Chen Chao et Automne avançaient sur cette voie divine, ni trop vite ni trop lentement. Chacun se tenait près d'un bord du garde-corps, jetant des coups d'œil de part et d'autre pour embrasser du regard la montagne divine aux couleurs changeantes.
« Une montagne divine, une montagne divine : est-ce, en définitive, une secte, ou un lieu de culte et de croyance ? »
En arpentant cette prétendue voie divine, Chen Chao conservait en lui d'innombrables questions. Quoiqu'il l'examinât, cette montagne divine ne ressemblait en rien aux ruines de sectes qu'il avait vues jusque-là.
Automne dit calmement : « Pour l'heure, tout ce dont tu dois te soucier, c'est que les méthodes laissées ici ne soient pas trop difficiles à affronter. Autrement, avec ta cultivation, la seule chose qui t'attend, c'est la mort. »
Chen Chao fronça les sourcils. « Tu ne peux pas voir les choses un peu plus positivement ? »
Automne éclata soudain de rire. « Crois-tu que voir les choses positivement mènera à un meilleur résultat ? »
L'expression de Chen Chao se figea. « Alors, quand nous mourrons, ce sera toi qui mourras la première. »
Automne ne parut pas s'en offusquer.
Ce genre de passe d'armes verbale ne signifiait rien pour elle.
Elle se contenta de relever la tête et de fixer la voie divine qui semblait n'avoir pas de fin.

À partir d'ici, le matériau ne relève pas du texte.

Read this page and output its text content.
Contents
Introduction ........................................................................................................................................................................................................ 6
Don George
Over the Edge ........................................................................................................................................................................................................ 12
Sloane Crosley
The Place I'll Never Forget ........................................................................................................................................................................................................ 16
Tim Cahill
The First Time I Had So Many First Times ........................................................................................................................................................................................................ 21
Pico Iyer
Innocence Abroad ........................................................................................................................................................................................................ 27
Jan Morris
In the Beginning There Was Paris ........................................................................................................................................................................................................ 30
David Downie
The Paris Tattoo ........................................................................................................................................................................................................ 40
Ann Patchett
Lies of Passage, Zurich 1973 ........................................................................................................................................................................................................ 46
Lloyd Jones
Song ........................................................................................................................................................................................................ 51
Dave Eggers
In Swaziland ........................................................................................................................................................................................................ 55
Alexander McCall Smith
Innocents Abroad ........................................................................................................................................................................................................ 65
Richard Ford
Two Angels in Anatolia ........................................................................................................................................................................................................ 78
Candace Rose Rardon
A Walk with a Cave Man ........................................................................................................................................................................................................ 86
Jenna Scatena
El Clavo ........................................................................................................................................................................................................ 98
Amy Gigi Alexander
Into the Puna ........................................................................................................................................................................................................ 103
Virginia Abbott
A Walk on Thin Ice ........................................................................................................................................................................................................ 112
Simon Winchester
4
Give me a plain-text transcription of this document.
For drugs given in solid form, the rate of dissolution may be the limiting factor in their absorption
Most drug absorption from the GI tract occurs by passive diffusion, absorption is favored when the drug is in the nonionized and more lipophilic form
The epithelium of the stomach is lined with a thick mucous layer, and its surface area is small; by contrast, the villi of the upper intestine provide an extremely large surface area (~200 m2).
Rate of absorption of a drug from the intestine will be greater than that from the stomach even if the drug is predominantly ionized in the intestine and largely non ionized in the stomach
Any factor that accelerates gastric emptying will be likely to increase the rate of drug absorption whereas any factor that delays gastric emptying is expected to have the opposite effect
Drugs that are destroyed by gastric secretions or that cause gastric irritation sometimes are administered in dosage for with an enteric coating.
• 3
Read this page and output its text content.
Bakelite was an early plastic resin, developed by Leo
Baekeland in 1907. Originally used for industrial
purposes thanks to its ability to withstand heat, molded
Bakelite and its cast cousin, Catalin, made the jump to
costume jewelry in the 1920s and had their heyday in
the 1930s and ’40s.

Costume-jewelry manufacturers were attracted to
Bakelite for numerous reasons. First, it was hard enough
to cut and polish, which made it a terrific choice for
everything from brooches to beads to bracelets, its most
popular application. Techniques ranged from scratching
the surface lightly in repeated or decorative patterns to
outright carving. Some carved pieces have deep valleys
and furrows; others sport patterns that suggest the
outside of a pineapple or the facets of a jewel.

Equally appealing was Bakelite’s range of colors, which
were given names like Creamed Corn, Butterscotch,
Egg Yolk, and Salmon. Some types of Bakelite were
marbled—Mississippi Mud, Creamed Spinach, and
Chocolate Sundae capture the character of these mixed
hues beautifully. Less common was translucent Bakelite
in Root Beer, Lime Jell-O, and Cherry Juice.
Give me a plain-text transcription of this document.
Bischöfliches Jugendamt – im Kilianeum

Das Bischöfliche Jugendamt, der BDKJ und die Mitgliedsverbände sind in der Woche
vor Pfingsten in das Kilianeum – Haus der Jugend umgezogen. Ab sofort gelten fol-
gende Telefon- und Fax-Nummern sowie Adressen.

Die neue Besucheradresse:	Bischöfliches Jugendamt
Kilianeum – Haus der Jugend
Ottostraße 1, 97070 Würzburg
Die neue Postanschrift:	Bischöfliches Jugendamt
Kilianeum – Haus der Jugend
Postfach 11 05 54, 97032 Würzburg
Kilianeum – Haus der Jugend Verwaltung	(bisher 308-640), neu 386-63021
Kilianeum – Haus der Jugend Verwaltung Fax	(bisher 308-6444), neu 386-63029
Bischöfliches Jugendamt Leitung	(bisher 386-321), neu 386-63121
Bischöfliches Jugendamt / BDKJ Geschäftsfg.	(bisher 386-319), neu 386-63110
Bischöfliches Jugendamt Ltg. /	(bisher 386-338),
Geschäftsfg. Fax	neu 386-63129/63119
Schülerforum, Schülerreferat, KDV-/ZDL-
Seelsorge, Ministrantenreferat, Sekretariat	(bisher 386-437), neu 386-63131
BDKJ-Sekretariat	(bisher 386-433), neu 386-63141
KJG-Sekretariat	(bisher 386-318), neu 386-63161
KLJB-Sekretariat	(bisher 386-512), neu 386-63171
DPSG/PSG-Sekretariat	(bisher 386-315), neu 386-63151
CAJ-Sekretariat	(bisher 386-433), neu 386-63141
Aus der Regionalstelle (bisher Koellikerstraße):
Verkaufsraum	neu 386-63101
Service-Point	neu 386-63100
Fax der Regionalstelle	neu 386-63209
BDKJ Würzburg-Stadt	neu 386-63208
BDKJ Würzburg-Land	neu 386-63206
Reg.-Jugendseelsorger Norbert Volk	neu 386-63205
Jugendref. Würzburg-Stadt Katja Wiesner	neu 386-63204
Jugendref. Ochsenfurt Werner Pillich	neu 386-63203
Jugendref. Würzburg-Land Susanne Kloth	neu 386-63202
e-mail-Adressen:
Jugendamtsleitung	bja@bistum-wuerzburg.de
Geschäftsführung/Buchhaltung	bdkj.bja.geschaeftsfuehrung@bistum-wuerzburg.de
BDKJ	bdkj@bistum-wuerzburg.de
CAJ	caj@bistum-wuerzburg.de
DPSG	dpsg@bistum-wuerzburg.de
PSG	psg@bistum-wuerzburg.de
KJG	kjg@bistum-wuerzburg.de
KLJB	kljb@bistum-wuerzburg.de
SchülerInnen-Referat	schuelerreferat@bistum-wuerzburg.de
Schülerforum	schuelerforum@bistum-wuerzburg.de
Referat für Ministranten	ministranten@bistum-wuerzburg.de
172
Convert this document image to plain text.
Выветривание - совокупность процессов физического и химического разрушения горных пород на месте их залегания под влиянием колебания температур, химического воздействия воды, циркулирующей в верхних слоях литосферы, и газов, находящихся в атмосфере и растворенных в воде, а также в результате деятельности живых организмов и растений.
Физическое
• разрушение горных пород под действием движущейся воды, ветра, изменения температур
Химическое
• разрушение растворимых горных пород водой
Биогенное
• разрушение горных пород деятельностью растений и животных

Tous deux continuèrent d'avancer lentement. On ne savait combien de temps ils avaient marché lorsque Automne demanda soudain avec intérêt : « Chen Chao, quand j'ai dit que j'avais tué ton amante, tu avais l'air de vouloir vraiment te battre contre moi à mort. »
Chen Chao jeta un coup d'œil à Automne et dit calmement : « Même si j'étais à l'intérieur de cette montagne, je te tuerais en premier. »
« Une femme, tu y tiens donc tant ? Et si on la comparait au trône ? »
Automne semblait un peu ennuyée, elle parlait plus que d'habitude.
Chen Chao rit. « Qu'est-ce que le trône a de si important ? »
Automne insista : « Et si on la comparait aux gens du commun de tes Grands Liang ? »
Chen Chao resta un instant interdit, puis se tut.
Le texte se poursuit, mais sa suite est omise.